Nachdem der Hirntod der Patientin diagnostiziert worden war, "bekam die DSO eine Mitteilung über den Fall, der anschließend in Verantwortung der DSO weiter betrieben wurde", so das Klinikum.

Darauf prüfte ein Koordinator der DSO die Hirntodfeststellung und bestätigte sie. Bis hierher lief der Prozess vorschriftsmäßig ab.

Was dann geschah, ist unklar. Das DSO-Entnahmeteam begann offenbar seine Arbeit und brach sie wenig später ab. Zimmer von der Krankenhausgesellschaft sagt: "Das Krankenhaus trägt in diesem Fall keine Verantwortung für den Abbruch der Op."

Reinkenheide ist ein Haus der Maximalversorgung und verfügt über eine Hauptfachabteilung für Neurochirurgie und eine Neurologie für Stroke Units. "Hier haben Fachleute den Hirntod festgestellt", so Zimmer. Damit dürfte der Ball im Feld der DSO liegen.

Doch die Stiftung schweigt einstweilen. Birgit Blome, Sprecherin der DSO, erklärte: "Für uns ist das Wichtigste, dass die Organspenderin wirklich hirntot war.
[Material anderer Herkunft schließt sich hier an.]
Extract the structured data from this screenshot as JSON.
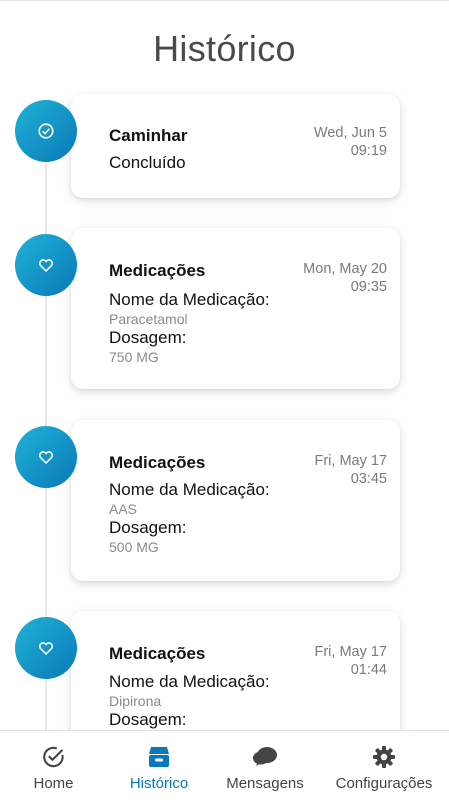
{
  "page": {
    "title": "Histórico"
  },
  "entries": [
    {
      "icon": "check-circle-icon",
      "title": "Caminhar",
      "day": "Wed, Jun 5",
      "time": "09:19",
      "status": "Concluído"
    },
    {
      "icon": "heart-icon",
      "title": "Medicações",
      "day": "Mon, May 20",
      "time": "09:35",
      "med_label": "Nome da Medicação:",
      "med_value": "Paracetamol",
      "dose_label": "Dosagem:",
      "dose_value": "750 MG"
    },
    {
      "icon": "heart-icon",
      "title": "Medicações",
      "day": "Fri, May 17",
      "time": "03:45",
      "med_label": "Nome da Medicação:",
      "med_value": "AAS",
      "dose_label": "Dosagem:",
      "dose_value": "500 MG"
    },
    {
      "icon": "heart-icon",
      "title": "Medicações",
      "day": "Fri, May 17",
      "time": "01:44",
      "med_label": "Nome da Medicação:",
      "med_value": "Dipirona",
      "dose_label": "Dosagem:",
      "dose_value": ""
    }
  ],
  "nav": {
    "items": [
      {
        "label": "Home",
        "icon": "check-circle-icon",
        "active": false
      },
      {
        "label": "Histórico",
        "icon": "archive-icon",
        "active": true
      },
      {
        "label": "Mensagens",
        "icon": "chat-bubbles-icon",
        "active": false
      },
      {
        "label": "Configurações",
        "icon": "gear-icon",
        "active": false
      }
    ]
  },
  "colors": {
    "accent": "#0a78b8",
    "accent_light": "#1fb3d6",
    "text_muted": "#8a8a8a"
  }
}
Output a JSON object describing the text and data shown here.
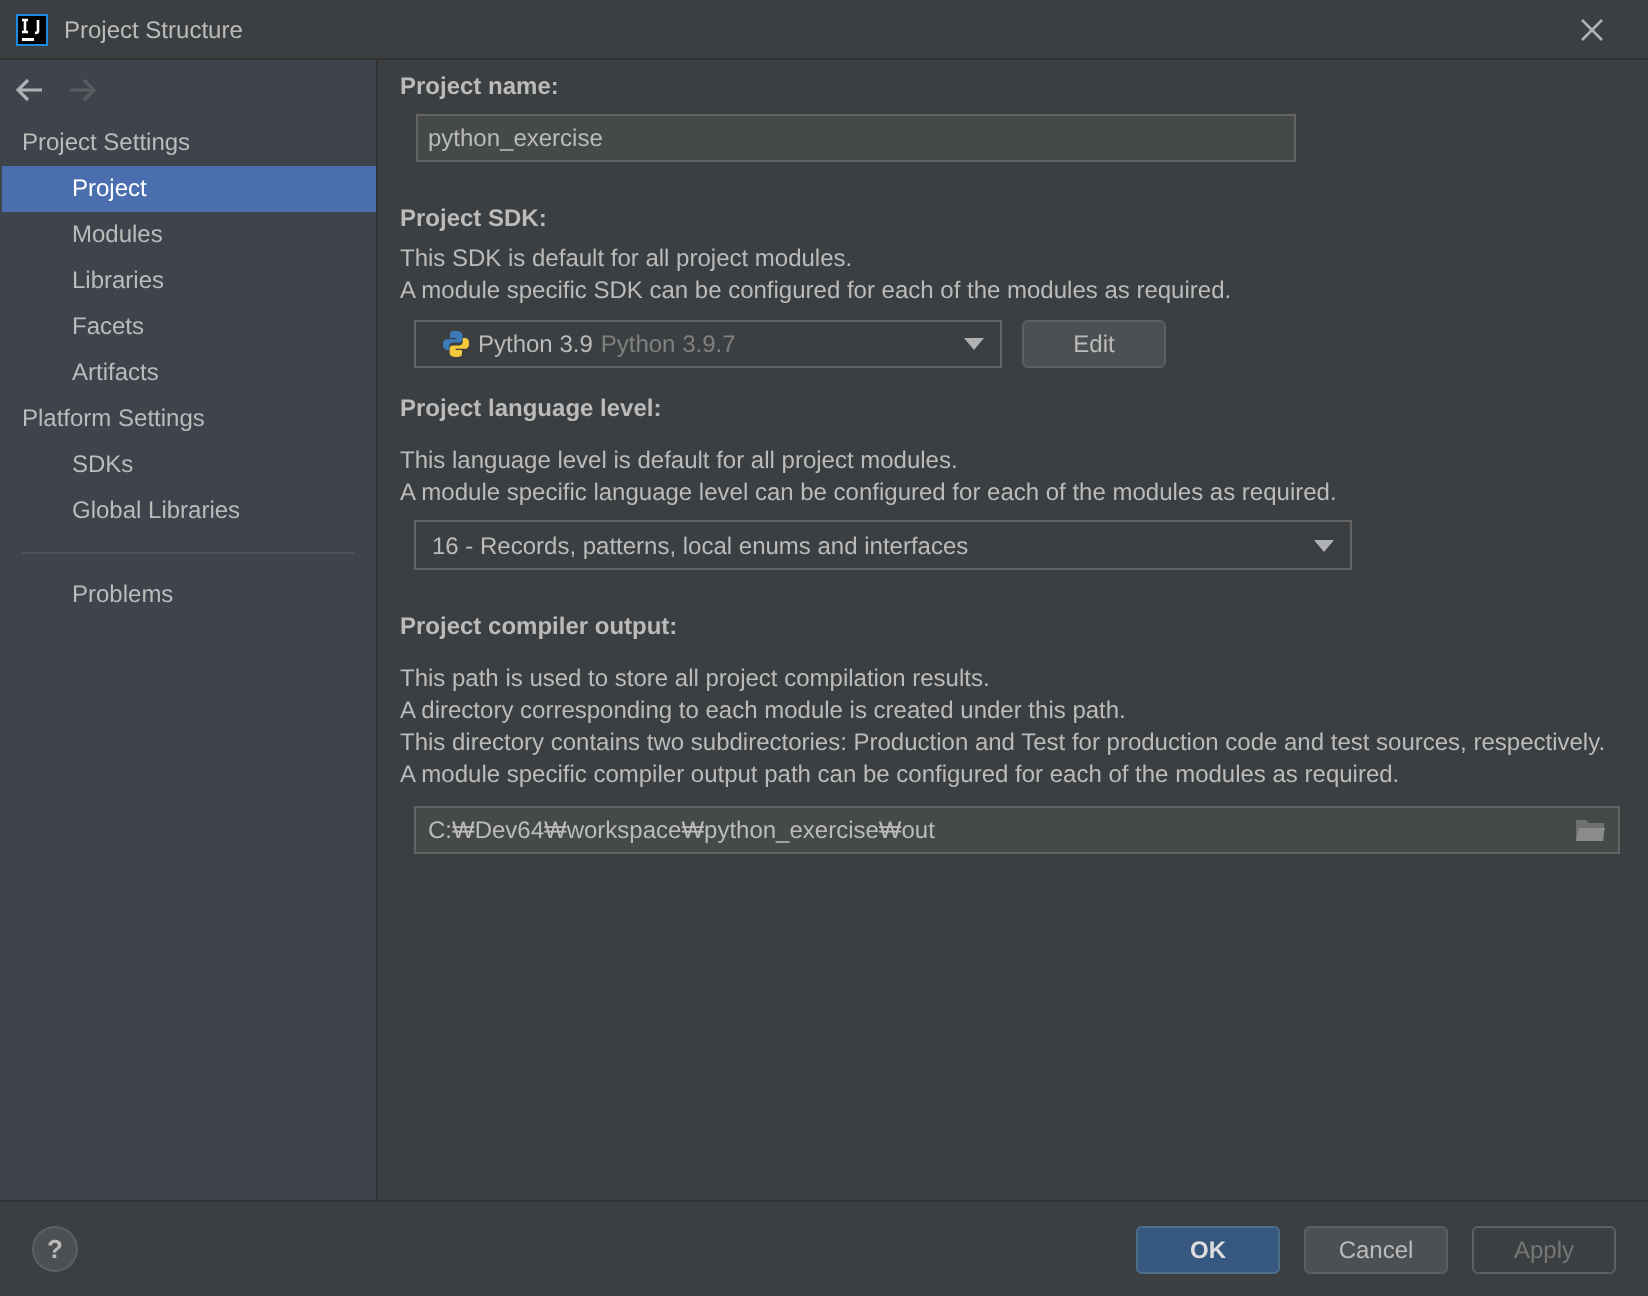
{
  "window": {
    "title": "Project Structure"
  },
  "nav": {
    "back_disabled": false,
    "forward_disabled": true
  },
  "sidebar": {
    "items": [
      {
        "kind": "header",
        "label": "Project Settings"
      },
      {
        "kind": "item",
        "label": "Project",
        "selected": true
      },
      {
        "kind": "item",
        "label": "Modules",
        "selected": false
      },
      {
        "kind": "item",
        "label": "Libraries",
        "selected": false
      },
      {
        "kind": "item",
        "label": "Facets",
        "selected": false
      },
      {
        "kind": "item",
        "label": "Artifacts",
        "selected": false
      },
      {
        "kind": "header",
        "label": "Platform Settings"
      },
      {
        "kind": "item",
        "label": "SDKs",
        "selected": false
      },
      {
        "kind": "item",
        "label": "Global Libraries",
        "selected": false
      },
      {
        "kind": "separator"
      },
      {
        "kind": "item",
        "label": "Problems",
        "selected": false
      }
    ]
  },
  "project_name": {
    "label": "Project name:",
    "value": "python_exercise"
  },
  "project_sdk": {
    "label": "Project SDK:",
    "description": [
      "This SDK is default for all project modules.",
      "A module specific SDK can be configured for each of the modules as required."
    ],
    "value": "Python 3.9",
    "detail": "Python 3.9.7",
    "edit_button": "Edit"
  },
  "language_level": {
    "label": "Project language level:",
    "description": [
      "This language level is default for all project modules.",
      "A module specific language level can be configured for each of the modules as required."
    ],
    "value": "16 - Records, patterns, local enums and interfaces"
  },
  "compiler_output": {
    "label": "Project compiler output:",
    "description": [
      "This path is used to store all project compilation results.",
      "A directory corresponding to each module is created under this path.",
      "This directory contains two subdirectories: Production and Test for production code and test sources, respectively.",
      "A module specific compiler output path can be configured for each of the modules as required."
    ],
    "value": "C:₩Dev64₩workspace₩python_exercise₩out"
  },
  "footer": {
    "help": "?",
    "buttons": [
      {
        "label": "OK",
        "kind": "primary",
        "disabled": false
      },
      {
        "label": "Cancel",
        "kind": "normal",
        "disabled": false
      },
      {
        "label": "Apply",
        "kind": "normal",
        "disabled": true
      }
    ]
  }
}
Zu weiteren Einzelheiten werden wir uns erst äußern, wenn der Abschlussbericht der BÄK vorliegt."

Dieser werde nach den Gesprächen mit den Beteiligten vorgelegt, hieß es.

Kritik an Hirntod-Feststellung

Unterdessen kritisierte der Wilhelmshavener Transplantationsmediziner, Professor Gundolf Gubernatis, die Praxis der Hirntod-Feststellung in Deutschland.
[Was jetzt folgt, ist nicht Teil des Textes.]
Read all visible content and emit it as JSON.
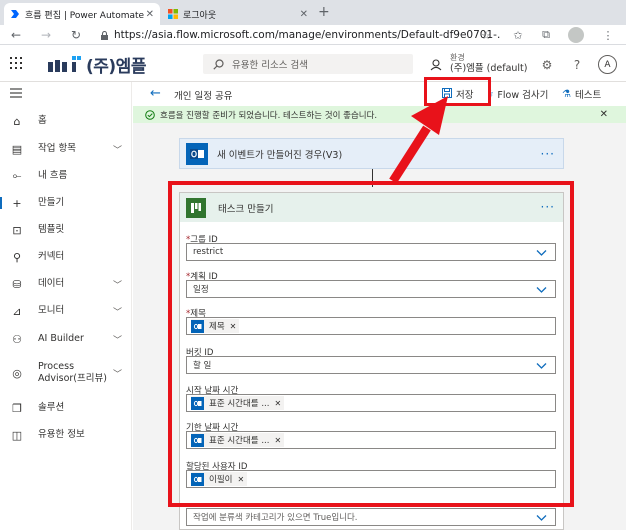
{
  "browser": {
    "tabs": [
      {
        "title": "흐름 편집 | Power Automate",
        "active": true
      },
      {
        "title": "로그아웃",
        "active": false
      }
    ],
    "url": "https://asia.flow.microsoft.com/manage/environments/Default-df9e0701-..."
  },
  "header": {
    "brand": "(주)엠플",
    "search_placeholder": "유용한 리소스 검색",
    "env_label": "환경",
    "env_value": "(주)엠플 (default)",
    "avatar_initial": "A"
  },
  "sidebar": {
    "items": [
      {
        "label": "홈",
        "icon": "home-icon",
        "has_chevron": false
      },
      {
        "label": "작업 항목",
        "icon": "clipboard-icon",
        "has_chevron": true
      },
      {
        "label": "내 흐름",
        "icon": "flow-icon",
        "has_chevron": false
      },
      {
        "label": "만들기",
        "icon": "plus-icon",
        "has_chevron": false,
        "active": true
      },
      {
        "label": "템플릿",
        "icon": "template-icon",
        "has_chevron": false
      },
      {
        "label": "커넥터",
        "icon": "connector-icon",
        "has_chevron": false
      },
      {
        "label": "데이터",
        "icon": "database-icon",
        "has_chevron": true
      },
      {
        "label": "모니터",
        "icon": "monitor-icon",
        "has_chevron": true
      },
      {
        "label": "AI Builder",
        "icon": "ai-builder-icon",
        "has_chevron": true
      },
      {
        "label": "Process Advisor(프리뷰)",
        "icon": "process-advisor-icon",
        "has_chevron": true
      },
      {
        "label": "솔루션",
        "icon": "solution-icon",
        "has_chevron": false
      },
      {
        "label": "유용한 정보",
        "icon": "book-icon",
        "has_chevron": false
      }
    ]
  },
  "command_bar": {
    "flow_name": "개인 일정 공유",
    "save_label": "저장",
    "checker_label": "Flow 검사기",
    "test_label": "테스트"
  },
  "banner": {
    "message": "흐름을 진행할 준비가 되었습니다. 테스트하는 것이 좋습니다."
  },
  "trigger": {
    "title": "새 이벤트가 만들어진 경우(V3)"
  },
  "action": {
    "title": "태스크 만들기",
    "fields": {
      "group": {
        "label": "그룹 ID",
        "required": true,
        "value": "restrict"
      },
      "plan": {
        "label": "계획 ID",
        "required": true,
        "value": "일정"
      },
      "title": {
        "label": "제목",
        "required": true,
        "token": "제목"
      },
      "bucket": {
        "label": "버킷 ID",
        "required": false,
        "value": "할 일"
      },
      "start": {
        "label": "시작 날짜 시간",
        "required": false,
        "token": "표준 시간대를 ..."
      },
      "due": {
        "label": "기한 날짜 시간",
        "required": false,
        "token": "표준 시간대를 ..."
      },
      "assignee": {
        "label": "할당된 사용자 ID",
        "required": false,
        "token": "이필이"
      }
    },
    "category_placeholder": "작업에 분류색 카테고리가 있으면 True입니다."
  },
  "colors": {
    "highlight": "#e8121a",
    "accent": "#0f6cbd",
    "outlook": "#0364b8",
    "planner": "#31752f",
    "banner_bg": "#dff6dd"
  }
}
Viele Ärzte, die mit dieser Aufgabe betraut sind, seien dazu nicht genug ausgebildet, so Gubernatis zur "Ärzte Zeitung".

Um die Qualifikation der Ärzte zu erhöhen, forderte er in einem Schreiben an die Bundesärztekammer bereits 2014, die Zusatzbezeichnung "Hirntod-Diagnostik" einzuführen. Bisher habe die Kammer nicht reagiert.